Factions.

Factions.

Factions.

My group wanted a lot of factions, so now everybody is making one. So now, in our setting, there are six factions fighting or scheming for influence while most of the galaxy is under Citadel Council-esque control.

I wanted each faction to get a single turn between our weekly games to help the galaxy feel alive and encourage player involvement, but I’m stuck on two competing ideas of how to do so. How do you use factions?

First Idea: Each faction assigns +2, +1, +0, -1 across Might, Reach, Structure, and Ideology. Then those scores are used for their own faction moves which are just Face Adversity, Get Involved, and Assessment. Using these they can try to get an edge on each other, or The Party, or even dangle a forgiven Debt or Favor in front of The Party to do their work for them. If they roll low, other factions get to see their weaknesses.

Second Idea: Use Might, Reach, Structure, and Ideology as stats that change with the board. Your Might score controls how many fleets/armies you can have and your Reach directly corresponds to how many planets (not systems) you can control. Structure might determine how many moves or actions you could take in a round, and Ideology could be used like Might to defend or extend your influence.

Third Idea: I just ask players what they want their faction to be up to between sessions and make something up with a sort of galactic news network.

11 thoughts on “Factions.”

  1. I’d probably merge the all three ideas – because the factions were player authored, I get a sense they may still want to “play” them. So I’d ask that player what they’d be up to, but then I’d take the actual turn between sessions. The stats both determine what they have access to and the stats that are rolled to accomplish things. Stats can go up or down based on what happens in this turn.

    At the beginning of the next session, I’d give them the news broadcasts

  2. Yeah. I liked the idea of turning it into some sort of weekly Diplomacy/Risk game but considering I have an AI Overlord faction that controls the galaxy, I’m not sure what their endgame would be.

    Plus by keeping mechanics out of it, I maintain more narrative control over that. It remains to be seen if that’s a good thing or not, but we’ll see.

  3. But I really want to know how you guys narrate or work factions into your game!

    My only exposure so far is listening to Chad Jacobs which is entertaining, and seems to be working quite well.

  4. I like to use prompting to get the factions to move forward. I try to make it as “in universe” as possible, and give a character the chance to narrate for a bit.

    “[Character], what’s the big news on the Sectornet? What did [Faction A] just accomplish.”

    “[Character], while there’s nothing official, the rumor-mill is running overtime. Seems like [Faction B] is up to something. What’s about to go down?”

  5. Sean Gomes That almost makes me wonder if I should use my idea for galactic news at the start of sessions (after the Cramped Quarters rolls) or have my own character that works as a sort of relay to the rest of the galaxy, like Chad Jacobs’ character, Gideon.

  6. My players created factions too, one each, but they didn’t get attached to them and the PCs had a mixture of favours and debts that worked out quite well.

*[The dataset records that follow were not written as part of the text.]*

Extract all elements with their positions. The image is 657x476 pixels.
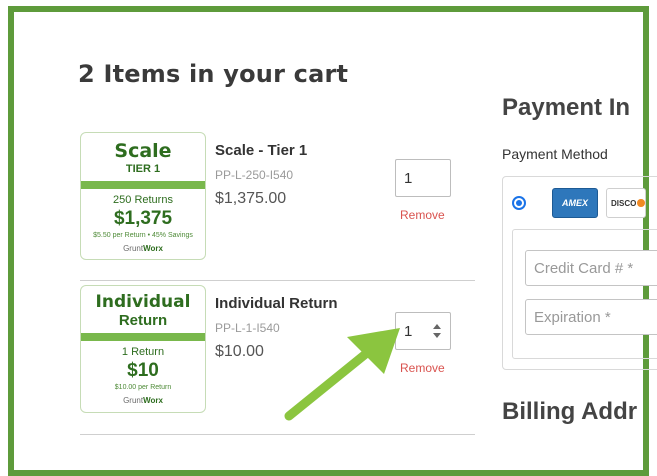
item-price: $1,375.00: [215, 190, 287, 207]
thumb-bar: [81, 333, 205, 341]
product-thumbnail: Individual Return 1 Return $10 $10.00 pe…: [80, 285, 206, 413]
item-sku: PP-L-1-I540: [215, 321, 280, 335]
payment-section-title: Payment In: [502, 94, 631, 121]
thumb-returns: 1 Return: [121, 346, 165, 358]
annotation-arrow-icon: [284, 328, 400, 421]
discover-card-icon[interactable]: DISCO: [606, 188, 646, 218]
card-fields-panel: [512, 229, 657, 359]
product-thumbnail: Scale TIER 1 250 Returns $1,375 $5.50 pe…: [80, 132, 206, 260]
brand-logo: GruntWorx: [81, 244, 205, 253]
amex-label: AMEX: [561, 198, 588, 208]
thumb-price: $1,375: [113, 208, 173, 229]
brand-logo-part: Worx: [143, 244, 163, 253]
expiration-input[interactable]: Expiration *: [525, 299, 657, 335]
discover-label: DISCO: [611, 198, 637, 208]
brand-logo-part: Grunt: [123, 396, 144, 405]
cart-title: 2 Items in your cart: [78, 60, 349, 88]
up-down-chevron-icon[interactable]: [430, 321, 444, 341]
billing-section-title: Billing Addr: [502, 398, 638, 425]
thumb-price: $10: [127, 360, 159, 381]
item-price: $10.00: [215, 343, 264, 360]
stepper-glyph: [433, 324, 441, 338]
payment-method-label: Payment Method: [502, 146, 608, 162]
thumb-product-name: Individual: [95, 292, 191, 312]
thumb-note: $10.00 per Return: [114, 384, 172, 391]
cart-item: Scale TIER 1 250 Returns $1,375 $5.50 pe…: [80, 124, 475, 274]
quantity-value: 1: [404, 169, 413, 187]
credit-card-input[interactable]: Credit Card # *: [525, 250, 657, 286]
thumb-product-sub: Return: [118, 312, 168, 329]
item-name: Individual Return: [215, 295, 338, 312]
thumb-returns: 250 Returns: [113, 194, 173, 206]
item-name: Scale - Tier 1: [215, 142, 308, 159]
discover-dot-icon: [637, 199, 645, 207]
brand-logo-part: Grunt: [123, 244, 144, 253]
payment-radio-selected[interactable]: [512, 196, 526, 210]
thumb-note: $5.50 per Return • 45% Savings: [93, 232, 193, 239]
item-divider: [80, 434, 475, 435]
thumb-bar: [81, 181, 205, 189]
brand-logo: GruntWorx: [81, 396, 205, 405]
quantity-input[interactable]: 1: [395, 159, 451, 197]
brand-logo-part: Worx: [143, 396, 163, 405]
thumb-product-name: Scale: [114, 140, 172, 162]
thumb-product-sub: TIER 1: [125, 163, 161, 175]
item-sku: PP-L-250-I540: [215, 168, 294, 182]
remove-link[interactable]: Remove: [400, 208, 445, 222]
amex-card-icon[interactable]: AMEX: [552, 188, 598, 218]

    I had factions act in the background to pursue their goals, and they would automatically succeed unless: 1) the players intervened to stop them, or 2) those goals would conflict with another faction.

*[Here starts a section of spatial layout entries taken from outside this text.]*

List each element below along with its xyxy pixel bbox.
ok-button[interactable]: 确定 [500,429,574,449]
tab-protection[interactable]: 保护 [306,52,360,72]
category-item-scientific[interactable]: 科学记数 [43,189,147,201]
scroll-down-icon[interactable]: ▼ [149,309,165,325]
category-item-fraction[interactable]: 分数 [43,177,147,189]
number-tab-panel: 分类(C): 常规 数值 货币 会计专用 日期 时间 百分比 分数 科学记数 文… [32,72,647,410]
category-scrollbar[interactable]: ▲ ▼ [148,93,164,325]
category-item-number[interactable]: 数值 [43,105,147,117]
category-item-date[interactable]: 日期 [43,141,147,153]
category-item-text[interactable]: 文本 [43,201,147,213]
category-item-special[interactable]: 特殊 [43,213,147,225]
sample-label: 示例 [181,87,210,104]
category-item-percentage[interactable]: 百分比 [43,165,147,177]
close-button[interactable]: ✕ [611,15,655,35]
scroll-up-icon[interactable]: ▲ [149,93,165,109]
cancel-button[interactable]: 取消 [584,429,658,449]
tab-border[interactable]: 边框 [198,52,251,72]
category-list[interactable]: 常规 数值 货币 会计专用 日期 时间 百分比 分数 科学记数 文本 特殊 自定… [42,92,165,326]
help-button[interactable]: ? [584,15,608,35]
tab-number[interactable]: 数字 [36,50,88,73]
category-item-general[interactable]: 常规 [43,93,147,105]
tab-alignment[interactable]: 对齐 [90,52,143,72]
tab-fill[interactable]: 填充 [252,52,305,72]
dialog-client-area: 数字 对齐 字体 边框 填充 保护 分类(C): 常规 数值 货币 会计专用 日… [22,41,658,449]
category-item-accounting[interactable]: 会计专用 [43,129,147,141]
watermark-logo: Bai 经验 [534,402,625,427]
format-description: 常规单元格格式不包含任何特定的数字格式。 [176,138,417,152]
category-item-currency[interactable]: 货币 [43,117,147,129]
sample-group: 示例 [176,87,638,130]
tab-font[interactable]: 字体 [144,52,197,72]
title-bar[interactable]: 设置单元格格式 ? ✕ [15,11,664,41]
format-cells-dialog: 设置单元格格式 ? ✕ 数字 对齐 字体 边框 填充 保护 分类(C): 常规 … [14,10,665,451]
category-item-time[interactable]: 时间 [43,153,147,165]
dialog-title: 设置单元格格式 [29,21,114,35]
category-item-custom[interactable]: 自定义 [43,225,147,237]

    In the case of conflncting goals, each faction would request a PC to help (secretly, between sessions), and pretty much every session, each player would try to help their faction without giving away too much to the other players.

  7. Dan, I’d suggest spreading it around, rather than having a dedicated character; after each downtime, have a different character provide information about how the universe/factions have progressed from their perspective.

    Each character archetype will have different sources of information and different biases as to what information is “relevant”. This is doubly true for characters who are members of a faction or have a vested interest in what a faction is doing. Targeted prompting will add a lot of personal context to an otherwise “big picture” faction power play.

  8. Sean Gomes I appreciate the input, I have a bad tendency to over-do rules or situations and PbtA isn’t built for that.

    Keeping it as a simple question to ask a few players keeps them thinking about the world, and includes factions made by people that can’t make it that session or respond during the week.